Late last month British Prime Minister Gordon Brown urged British companies to stop investing in Zimbabwe and said his government was preparing ”intensified sanctions” against individual members of Mugabe’s government.
This statement followed news that Anglo American would invest $400-million in a platinum mine in Zimbabwe. The investment is equivalent to the total foreign direct investment Zimbabwe received in 1998, during relatively more peaceful days.
”Businesses and individuals who have any dealing with Zimbabwe must examine their own responsibilities and must not make investments that prop up the regime,” Brown told the House of Commons, where some Tory MPs are known to have shares in Zimbabwe-based companies.
Brown’s Minister for Africa, Lord Malloch Brown, warned companies active in Zimbabwe to ”look very carefully at their investment portfolio”.
Despite Mugabe’s ranting about British imperialist designs on Zimbabwe, British companies still control vast swathes of the country’s economy, with interests ranging from petroleum to banking.
Standard Chartered and Barclays Bank are among the biggest British-owned banks. British American Tobacco has cornered what remains of the tobacco crop, while BP has a large slice of the fuel retail sector and Rio Tinto and Falgold are involved in gold mining.
US companies Chevron and Coca Cola also have a presence, as does the Canadian-owned Bata shoe company.
South African capital is another big player in Zimbabwe, with many continuing to do business there while no longer reflecting the performances of their Zimbabwean operations on their books.
These include AngloAmerican Corporation, which has interests in agro-industry and mining; Standard Bank, whose Zimbabwean subsidiary is Stanbic; Old Mutual, which is involved in real estate and insurance; PPC Cement; Murray and Roberts; Truworths; Edcon, which owns the Edgars clothes retail chain;
Hulett-Tongaat, which has a stake in Hippo Valley Sugar Estates; grocery chain Spar; and SAB Miller, which has a stake in Zimbabwe’s Delta Beverages.
The country’s mining sector is dominated by foreign companies that include South Africa’s Impala Platinum and Mzi Khumalo’s Metallon Gold.
Mugabe has in the past threatened to nationalise British-owned companies.
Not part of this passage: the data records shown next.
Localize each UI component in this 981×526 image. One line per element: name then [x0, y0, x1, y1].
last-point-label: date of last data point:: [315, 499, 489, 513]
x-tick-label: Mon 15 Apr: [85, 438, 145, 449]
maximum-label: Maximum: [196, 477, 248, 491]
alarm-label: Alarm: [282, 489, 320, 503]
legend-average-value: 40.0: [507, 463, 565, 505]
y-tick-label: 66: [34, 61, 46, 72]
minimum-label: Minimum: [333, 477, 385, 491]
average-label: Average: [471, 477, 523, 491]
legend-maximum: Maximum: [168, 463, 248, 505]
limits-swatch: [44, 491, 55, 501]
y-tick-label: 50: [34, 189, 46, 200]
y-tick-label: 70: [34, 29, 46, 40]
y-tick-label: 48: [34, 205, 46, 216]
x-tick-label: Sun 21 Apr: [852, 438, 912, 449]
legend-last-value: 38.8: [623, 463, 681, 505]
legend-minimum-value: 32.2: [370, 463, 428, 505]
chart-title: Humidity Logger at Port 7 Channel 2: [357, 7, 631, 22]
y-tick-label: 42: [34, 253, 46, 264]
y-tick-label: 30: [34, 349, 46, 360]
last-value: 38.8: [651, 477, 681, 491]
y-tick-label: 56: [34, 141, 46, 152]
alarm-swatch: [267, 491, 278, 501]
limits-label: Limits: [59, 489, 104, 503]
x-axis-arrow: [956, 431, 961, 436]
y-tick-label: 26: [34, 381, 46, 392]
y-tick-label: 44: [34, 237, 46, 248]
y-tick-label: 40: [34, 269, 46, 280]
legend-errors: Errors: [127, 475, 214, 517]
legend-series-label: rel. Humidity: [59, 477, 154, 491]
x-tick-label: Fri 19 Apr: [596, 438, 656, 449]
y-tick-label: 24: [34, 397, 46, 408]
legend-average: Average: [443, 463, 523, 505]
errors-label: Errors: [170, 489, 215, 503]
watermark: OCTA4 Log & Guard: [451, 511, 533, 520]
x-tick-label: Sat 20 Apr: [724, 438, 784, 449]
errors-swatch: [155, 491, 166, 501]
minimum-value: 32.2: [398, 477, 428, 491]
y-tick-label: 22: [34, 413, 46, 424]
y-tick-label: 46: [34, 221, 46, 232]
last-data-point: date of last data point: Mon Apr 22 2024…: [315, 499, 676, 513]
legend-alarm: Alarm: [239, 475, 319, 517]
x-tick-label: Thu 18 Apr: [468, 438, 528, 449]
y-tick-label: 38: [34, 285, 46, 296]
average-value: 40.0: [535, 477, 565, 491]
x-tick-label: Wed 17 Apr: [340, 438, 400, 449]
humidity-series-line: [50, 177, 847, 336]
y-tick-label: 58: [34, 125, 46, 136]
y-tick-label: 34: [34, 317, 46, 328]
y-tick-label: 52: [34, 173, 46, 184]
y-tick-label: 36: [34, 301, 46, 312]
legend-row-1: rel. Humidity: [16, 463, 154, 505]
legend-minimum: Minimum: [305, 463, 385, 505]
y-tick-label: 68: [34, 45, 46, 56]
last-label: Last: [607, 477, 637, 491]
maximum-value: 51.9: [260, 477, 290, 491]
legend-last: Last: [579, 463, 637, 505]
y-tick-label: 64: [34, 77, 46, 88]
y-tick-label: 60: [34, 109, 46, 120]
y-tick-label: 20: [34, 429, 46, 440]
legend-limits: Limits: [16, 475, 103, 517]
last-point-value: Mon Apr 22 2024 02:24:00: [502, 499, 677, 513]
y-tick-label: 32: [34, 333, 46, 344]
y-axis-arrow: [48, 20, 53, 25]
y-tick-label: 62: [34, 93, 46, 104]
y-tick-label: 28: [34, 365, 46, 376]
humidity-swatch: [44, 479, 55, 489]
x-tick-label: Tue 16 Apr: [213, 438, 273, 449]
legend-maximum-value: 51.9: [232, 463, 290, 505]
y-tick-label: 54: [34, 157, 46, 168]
He has also passed a law compelling foreign-owned companies to cede 51% of their shares to Zimbabweans.
Zimbabwe’s total export revenue last year was $1,7-billion, to which mining contributed $850-million and agriculture $500-million, tobacco exports accounting for half of this.
Metallon Gold, which owns five gold mines in the country, produced more than 50% of the country’s revenue from gold production.
In the last six months of last year, Zimplats, the Zimbabwean arm of South Africa’s Impala Platinum, recorded revenues of $99-million (about R750-million).